A la réserve près, cette fois, d’un Macelaru qui, dans “Iberia”, ne trouve ni le déhanché ibère ni le mystère secret des “Parfums de la nuit” qui, pour sonner un peu différemment (évidemment!) de la “Rhapsodie espagnole” de Ravel, est un peu “pleine lune”. Le chef roumain par trop le nez sur une partition qui, il est vrai, regorge de pièges, cet “Iberia” manque de la grâce étrange et des couleurs mélancoliques qu’on y a entendu sous d’autres baguettes -souvent de légende, on le concède.

L'orchestre national de France  © Christophe Abramowitz / Radio-France

La “2e symphonie” d’Elsa Barraine s’insérait entre les deux géants. Composée en 1938 avec une prescience de la guerre proche (mais, disait la musicienne, “en 38 on savait bien qu’il y aurait la guerre. Il aurait fallu être fou pour ne pas s’en apercevoir”), par une jeune femme de 28 ans, membre du Parti Communiste, dans une composition en trois mouvements, “La guerre”, “Marche funèbre”, “Le retour à la vie”, qui préfigure aussi très exactement ce qui adviendra. Le début (la symphonie sous-titrée “Voïna”, la guerre en russe) sonne comme du Chostakovitch, que Barraine avait pu entendre, mais sans la noirceur des oeuvres du Russe. Et c’est cela qui est intéressant: malgré l’âpreté du thème qu’elle développe il y a toujours comme des bouffées d’air pur, une énergie à la Honegger parfois, qui laisse supposer, même dans cette “Marche funèbre” au coeur du noir", la frappe rapide d’un soleil, vite disparu mais ayant tout de même rappelé sa présence, tel un espoir diffus.

Barraine, prix de Rome en 1929 à 19 ans, avait séjourné là-bas dans les heures les plus triomphantes du fascisme. Il fallut évidemment attendre l’après-guerre pour que cette symphonie concise, d’une ferme et forte orchestration, connaisse le succès, d’autant que la musicienne, avant son départ du P.C.F. en 1949, recevait beaucoup de commandes, musiques de films, de scène, publicités. La source se tarit, certains “amis” se détournèrent, elle devint professeur. Il ne faut pas voir seulement dans l’oubli qui entoure aujourd’hui ses quelque 150 compositions un exemple, encore un, de la violence artistique faite aux créatrices, car, des compositeurs français de ce temps-là, les Henri Barraud, Henri Sauguet, Henri Tomasi, Marcel Delannoy (les premiers noms qui me viennent), lesquels sont encore joués? C’est d’ailleurs le même silence qui entoure les peintres et les dramaturges de ces années 50 où l’on a l’impression, évidemment erronée, que la France était une sorte de désert pour les artistes. Barraine en étant la victime comme les autres.

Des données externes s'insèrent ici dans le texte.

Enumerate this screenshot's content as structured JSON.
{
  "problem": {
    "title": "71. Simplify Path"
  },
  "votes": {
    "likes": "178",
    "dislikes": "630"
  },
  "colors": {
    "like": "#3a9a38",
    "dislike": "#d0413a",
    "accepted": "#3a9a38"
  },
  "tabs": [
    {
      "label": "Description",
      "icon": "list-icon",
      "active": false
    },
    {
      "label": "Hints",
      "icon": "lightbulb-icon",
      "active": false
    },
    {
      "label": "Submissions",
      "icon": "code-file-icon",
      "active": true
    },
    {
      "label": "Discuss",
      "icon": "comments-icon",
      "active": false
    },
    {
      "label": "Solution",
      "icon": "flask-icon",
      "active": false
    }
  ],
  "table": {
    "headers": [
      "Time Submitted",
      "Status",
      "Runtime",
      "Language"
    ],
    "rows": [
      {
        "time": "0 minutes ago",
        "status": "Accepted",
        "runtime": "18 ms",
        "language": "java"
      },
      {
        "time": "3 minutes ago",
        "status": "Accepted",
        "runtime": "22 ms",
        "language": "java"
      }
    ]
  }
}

Une très jolie valse, délicieusement menée par Macelaru, nous permettait de jouer aux devinettes: quelque chose de très français qui basculait dans une mélancolie slave. Waldteufel? Glazounov? Un épigone de Dvorak? Raté. Cécile Chaminade. Ainsi, les femmes étaient réhabilitées.





Concert de l’orchestre national de France, direction Cristian Macelaru: Brahms (Concerto pour violon, soliste Julia Fischer). Barraine (Symphonie n° 2). Debussy (Images, pour orchestre) Auditorium de Radio-France le 12 septembre.